I wrote this post the night before my first Fourth of July in St. Augustine. It was like my own personal renaissance; everything was new and unfamiliar. I had only been living in Florida since the August before and I was still trying to make sense of who and what I was. Everything had changed and I wasn’t really sure who “Anna” was any more. Five years later, I still relish defining who she is.
I step out of my door and inhale Florida – all the musty warmth, the tropically gaudy smells mingling of dead and growing flowers. I imagine I smell salt on the air, even though the ocean is almost a mile away. The same ocean that I have dreamt of living near my whole life. I am here at last. I feel like I ought to celebrate, though there are no fireworks tonight.
I step out in my oldest, washed to thinness t-shirt, in a vivid red that I know clashes with my hair. The same hair that is pulled back in an untidy ponytail. Flip-flops and jeans that are cut, really, for smaller hips than mine – more Venus Williams than Venus de Milo. And yet, despite my awareness that this is hardly a shining moment of attractiveness, I feel more me than I have in awhile. Not in pearls and suit to impress a client. Not in little black dress and heels to please a boy.

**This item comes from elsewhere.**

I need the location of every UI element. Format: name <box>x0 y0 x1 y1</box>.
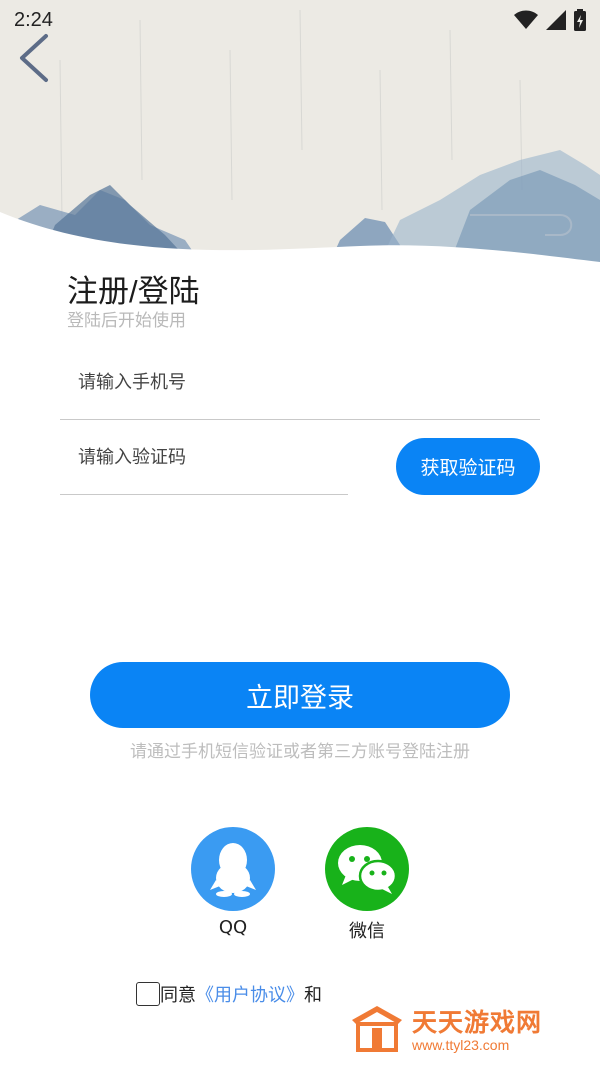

I shed my skins of elegance and sexiness, cleverness and intellect. Tonight, I only have to please me.
I step out and return with a sack of Krystals (the fairly subpar White Castle alternative in Florida), the grease soaking softly through the bottom of the sack. I eat them while perched on my stool, likely chewing with my mouth open, barefoot and reading Transmetropolitan. My favorite opera aria is playing on the stereo. Sometimes I forget what it’s like to hang out with me; I spend so much time with others. I am blissfully boring tonight. For a bare handful of hours, I am not a punchline or a sexpot or a muse or a saleswoman. I am not a girlfriend or a daughter or a friend or an employee.
I am just me and, thankfully, there are no fireworks tonight.